[openstack-dev] SSL and devstack
Adam Young
ayoung at redhat.com
Sat Oct 27 01:16:33 UTC 2012
Although SSL in Python is slow, we really should enable it in devstack
from here on out. My understanding is that people with live deployments
front Keystone with some other SSL terminator. We should thus plan on
running the python-keystoneclient code through SSL by default to make
sure all SSL issues are shaken out.
If you run keystone-manage --pki_setup it generates a CA certificate
for you. This is done by default in devstack, in order to get pki
tokens to work. However, there are no SSL certifcates provided. The
config documentation states: "a set of sample certficates is provided
in the examples/ssl directory with the Keystone distribution for
testing." However, it uses a different CA than the one in the
test/signing, so there is no one set of certificates we can provide.
I think I would like to add an additional option to the keystone-manage
CLI: --ssl_setup. What I would like to do is gather what the
requirements for this should be. To start:
1. If no CA is in the path indicated by the config file, generate a self
signed one. The assumption is that this code will be common between pki
and ssl setup.
2. Use the CA from the above path to sign the ssl certificate.

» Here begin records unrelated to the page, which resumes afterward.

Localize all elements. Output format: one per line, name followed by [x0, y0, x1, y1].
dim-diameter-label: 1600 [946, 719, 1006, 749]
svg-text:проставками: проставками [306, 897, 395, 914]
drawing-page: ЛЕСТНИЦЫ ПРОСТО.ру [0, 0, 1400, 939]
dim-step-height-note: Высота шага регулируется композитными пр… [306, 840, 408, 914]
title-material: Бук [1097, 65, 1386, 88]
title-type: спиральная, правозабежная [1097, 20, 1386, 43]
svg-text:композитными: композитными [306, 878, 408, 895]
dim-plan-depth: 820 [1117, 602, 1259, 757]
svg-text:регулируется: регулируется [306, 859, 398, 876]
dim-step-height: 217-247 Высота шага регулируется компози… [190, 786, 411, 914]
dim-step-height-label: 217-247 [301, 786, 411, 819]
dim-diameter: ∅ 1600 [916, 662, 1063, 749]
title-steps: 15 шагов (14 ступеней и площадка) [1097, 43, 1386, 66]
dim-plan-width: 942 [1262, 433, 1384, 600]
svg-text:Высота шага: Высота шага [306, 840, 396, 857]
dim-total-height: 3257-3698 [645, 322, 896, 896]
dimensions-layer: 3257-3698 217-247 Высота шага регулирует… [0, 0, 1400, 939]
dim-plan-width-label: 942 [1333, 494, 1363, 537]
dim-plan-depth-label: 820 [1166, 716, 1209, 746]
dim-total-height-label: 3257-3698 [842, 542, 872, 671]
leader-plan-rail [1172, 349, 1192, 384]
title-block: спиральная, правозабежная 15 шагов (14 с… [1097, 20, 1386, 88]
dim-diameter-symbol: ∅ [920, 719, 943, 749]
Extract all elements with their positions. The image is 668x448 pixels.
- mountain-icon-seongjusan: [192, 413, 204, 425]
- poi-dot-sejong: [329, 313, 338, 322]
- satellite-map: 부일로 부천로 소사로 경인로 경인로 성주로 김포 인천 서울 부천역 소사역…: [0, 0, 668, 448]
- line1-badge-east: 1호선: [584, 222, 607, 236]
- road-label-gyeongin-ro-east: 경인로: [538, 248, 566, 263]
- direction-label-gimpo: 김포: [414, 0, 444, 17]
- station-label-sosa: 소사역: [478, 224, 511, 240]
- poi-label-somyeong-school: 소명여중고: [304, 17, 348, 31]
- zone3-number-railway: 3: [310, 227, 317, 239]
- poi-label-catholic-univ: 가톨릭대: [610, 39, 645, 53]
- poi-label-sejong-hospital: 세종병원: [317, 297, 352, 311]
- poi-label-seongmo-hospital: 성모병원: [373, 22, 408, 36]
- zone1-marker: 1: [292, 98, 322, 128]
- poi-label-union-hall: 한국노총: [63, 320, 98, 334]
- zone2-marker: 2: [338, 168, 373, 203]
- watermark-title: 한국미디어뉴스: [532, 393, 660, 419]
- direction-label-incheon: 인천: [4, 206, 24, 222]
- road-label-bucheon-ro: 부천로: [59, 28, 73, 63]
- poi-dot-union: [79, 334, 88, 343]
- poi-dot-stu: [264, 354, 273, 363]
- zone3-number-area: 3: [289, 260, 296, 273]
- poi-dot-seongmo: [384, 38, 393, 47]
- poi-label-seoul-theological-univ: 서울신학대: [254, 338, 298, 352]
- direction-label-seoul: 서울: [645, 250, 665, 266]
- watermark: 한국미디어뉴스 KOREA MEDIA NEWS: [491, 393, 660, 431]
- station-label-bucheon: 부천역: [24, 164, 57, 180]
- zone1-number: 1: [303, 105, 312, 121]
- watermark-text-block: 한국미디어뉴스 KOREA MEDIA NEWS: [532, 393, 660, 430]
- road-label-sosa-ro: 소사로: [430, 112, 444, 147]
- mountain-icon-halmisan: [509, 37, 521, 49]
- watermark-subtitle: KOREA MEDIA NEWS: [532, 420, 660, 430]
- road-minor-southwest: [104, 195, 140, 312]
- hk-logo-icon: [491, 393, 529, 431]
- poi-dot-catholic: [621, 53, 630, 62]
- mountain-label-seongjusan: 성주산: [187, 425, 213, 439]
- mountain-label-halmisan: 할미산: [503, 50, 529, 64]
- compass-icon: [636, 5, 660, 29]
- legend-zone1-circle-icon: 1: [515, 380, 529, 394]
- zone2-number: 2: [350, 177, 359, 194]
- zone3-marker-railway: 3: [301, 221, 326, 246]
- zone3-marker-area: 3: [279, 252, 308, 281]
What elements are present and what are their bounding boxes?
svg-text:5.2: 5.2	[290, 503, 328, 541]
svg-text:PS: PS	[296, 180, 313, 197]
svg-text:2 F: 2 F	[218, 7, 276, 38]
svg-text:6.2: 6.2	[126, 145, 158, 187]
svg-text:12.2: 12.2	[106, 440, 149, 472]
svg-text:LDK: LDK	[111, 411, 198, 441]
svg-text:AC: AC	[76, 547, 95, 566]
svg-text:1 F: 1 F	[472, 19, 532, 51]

I am assuming that most organizations large enough to have Open Stack
have their own Public Key Infrastructure. Thus, the self signed CA and
SSL cert should not be the norm. WHat I am wondering is if there is
anything we should be doing. For those cases. There is no standard for
remotely submitting a Certificate Signing Request (CSR) and getting back
a signed certificate. We can generate a csr based on the hostname of
the machine, and that way we know that the certificate is formatted for
SSL, but is it really better to write a tool to do this (it is goingto
be done once very year or there about) or just point the users at decent
documentation about how to do it themselves?